According to Iraq Oil Report (4 August), the Ministry of Industry and Minerals has written a memo “advising” its employees to avoid unions.
The move highlights how the consolidation of the Maliki government in Iraq, and of something approaching real government administration in the country, cuts two ways.
The government is more assertive with the USA. It organised celebrations when US troops quit Iraq’s cities on 30 June. There was some fudging at the edges of that withdrawal, but the US troops have largely stayed out of the cities since, and are due to withdraw completely by December 2011.
Iraq’s stronger government is also a government equipped with a decree from 1987 — one of the very few Saddam-era edicts left on the books by the USA after its period of more or less direct control in 2003-4 — which bans all unions in the public sector, where two-thirds of all Iraq’s full-time workers are employed.
Iraq’s 2005 constitution calls for a new labour law, and a draft is with the Council of Ministers, but meanwhile the 1987 decree stands.
“The Minister advises employees to avoid dealing with any illegal structures of this kind,” says the memo. “There are several entities and illegal structures in some of the public companies that claim they are defending workers’ rights. They are dealing with these issues in an illegal manner to the limit of causing problems and chaos which as a result obstructs the production process in those companies.”
Oil workers, also public-sector, have faced similar warnings and defied them. The Iraqi Teachers’ Union saw off an attack on its organisation (using a different decree) earlier this year.

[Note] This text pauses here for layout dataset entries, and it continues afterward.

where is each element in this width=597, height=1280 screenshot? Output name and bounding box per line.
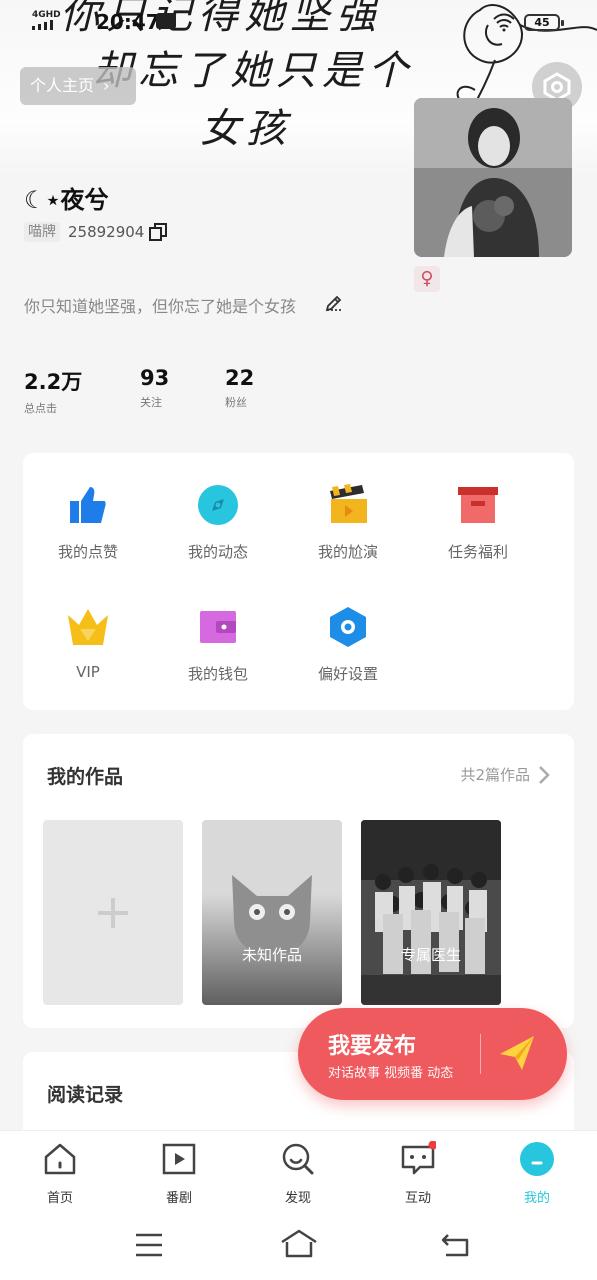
stat-value: 2.2万 bbox=[24, 370, 83, 394]
status-bar: 4GHD 20:47 45 bbox=[0, 0, 597, 46]
works-count-link[interactable]: 共2篇作品 bbox=[460, 764, 550, 785]
works-count-label: 共2篇作品 bbox=[460, 766, 530, 784]
tab-series[interactable]: 番剧 bbox=[139, 1141, 219, 1206]
back-icon[interactable] bbox=[440, 1232, 470, 1258]
id-label: 喵牌 bbox=[24, 222, 60, 242]
feature-label: 偏好设置 bbox=[317, 665, 378, 683]
message-icon bbox=[400, 1140, 438, 1177]
discover-icon bbox=[280, 1141, 316, 1177]
compass-icon bbox=[196, 483, 240, 527]
battery-indicator: 45 bbox=[524, 14, 564, 31]
chevron-right-icon bbox=[539, 765, 550, 784]
section-title: 阅读记录 bbox=[47, 1084, 124, 1106]
feature-task-rewards[interactable]: 任务福利 bbox=[413, 483, 543, 562]
feature-label: 我的动态 bbox=[187, 543, 248, 561]
clapperboard-icon bbox=[326, 483, 370, 527]
divider bbox=[480, 1034, 481, 1074]
tab-discover[interactable]: 发现 bbox=[258, 1141, 338, 1206]
feature-my-wallet[interactable]: 我的钱包 bbox=[153, 605, 283, 684]
work-item[interactable]: 未知作品 bbox=[202, 820, 342, 1005]
paper-plane-icon bbox=[500, 1036, 534, 1070]
banner-text-line3: 女孩 bbox=[200, 106, 292, 152]
wifi-icon bbox=[492, 12, 516, 37]
notification-icon bbox=[156, 13, 176, 29]
feature-vip[interactable]: VIP bbox=[23, 605, 153, 681]
feature-my-moments[interactable]: 我的动态 bbox=[153, 483, 283, 562]
stat-label: 粉丝 bbox=[225, 396, 247, 409]
feature-label: 我的点赞 bbox=[57, 543, 118, 561]
feature-label: 任务福利 bbox=[447, 543, 508, 561]
feature-label: VIP bbox=[76, 663, 100, 681]
work-cover-image bbox=[361, 820, 501, 1005]
stat-value: 22 bbox=[225, 366, 255, 390]
feature-label: 我的尬演 bbox=[317, 543, 378, 561]
bottom-tab-bar: 首页 番剧 发现 互动 我的 bbox=[0, 1130, 597, 1210]
gift-box-icon bbox=[456, 483, 500, 527]
tab-label: 我的 bbox=[523, 1191, 550, 1206]
edit-bio-icon[interactable] bbox=[324, 293, 344, 313]
work-title: 未知作品 bbox=[241, 946, 302, 964]
stat-followers[interactable]: 22 粉丝 bbox=[225, 366, 254, 410]
feature-grid: 我的点赞 我的动态 我的尬演 任务福利 VIP 我的钱包 偏好设置 bbox=[23, 453, 574, 710]
chevron-right-icon: › bbox=[103, 76, 110, 95]
feature-my-performance[interactable]: 我的尬演 bbox=[283, 483, 413, 562]
user-id: 25892904 bbox=[68, 223, 145, 241]
feature-my-likes[interactable]: 我的点赞 bbox=[23, 483, 153, 562]
profile-icon bbox=[519, 1141, 555, 1177]
bio-text: 你只知道她坚强，但你忘了她是个女孩 bbox=[24, 297, 297, 316]
tab-home[interactable]: 首页 bbox=[20, 1141, 100, 1206]
network-type: 4GHD bbox=[32, 10, 61, 20]
tab-label: 发现 bbox=[284, 1191, 311, 1206]
copy-icon[interactable] bbox=[148, 222, 168, 242]
publish-title: 我要发布 bbox=[328, 1034, 417, 1059]
plus-icon bbox=[98, 898, 128, 928]
publish-subtitle: 对话故事 视频番 动态 bbox=[328, 1066, 454, 1081]
stat-value: 93 bbox=[140, 366, 170, 390]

But the more confident the government gets, the greater the danger. The question is whether Iraqi workers and unions can gain confidence and strength even faster. Encouragingly, oil workers in Basra have threatened to block BP and the Chinese National Petroleum Corp. from entering the big Rumaila oilfield under the terms of a contract recently awarded by the Iraqi Oil Ministry. The workers insist that foreign firms should be involved only in restricted circumstances, monitored by the workers.
Sectarian violence and social conditions in Iraq remain hellish, but still short of the muffled civil-war level of 2006 and the first eight months or so of 2007.
In a hugely oil-rich country, over 31% of the population never have access to safe, clean drinking water, according to the US government’s latest report. Electricity output has increased, but 49% of Iraqis never get an electricity supply they find adequate. Unemployment remains very high. Oil production is down a bit on 2009; though oil prices are now rising, Iraqi government revenues were hit in the early part of 2009 by much lower prices than in most of 2008.
Nevertheless, the consolidation of the government continues. Iraq is in line to take direct control of its oil revenues from the end of 2009 (at present the revenues are still all first paid into a fund held in New York). And Maliki has hinted that for the elections coming in January 2010 he may break from the Shia-Muslim coalition (with the Islamic Supreme Council of Iraq and the Sadr movement) on whose ticket he was elected in December 2005, instead trying to muster Sunni and secular allies.
Iraqi unions are still pushing for a democratic labour law to give unions legal protection. US trade unionists, organised in US Labor Against the War, are actively backing their campaign. British trade unionists should do so too.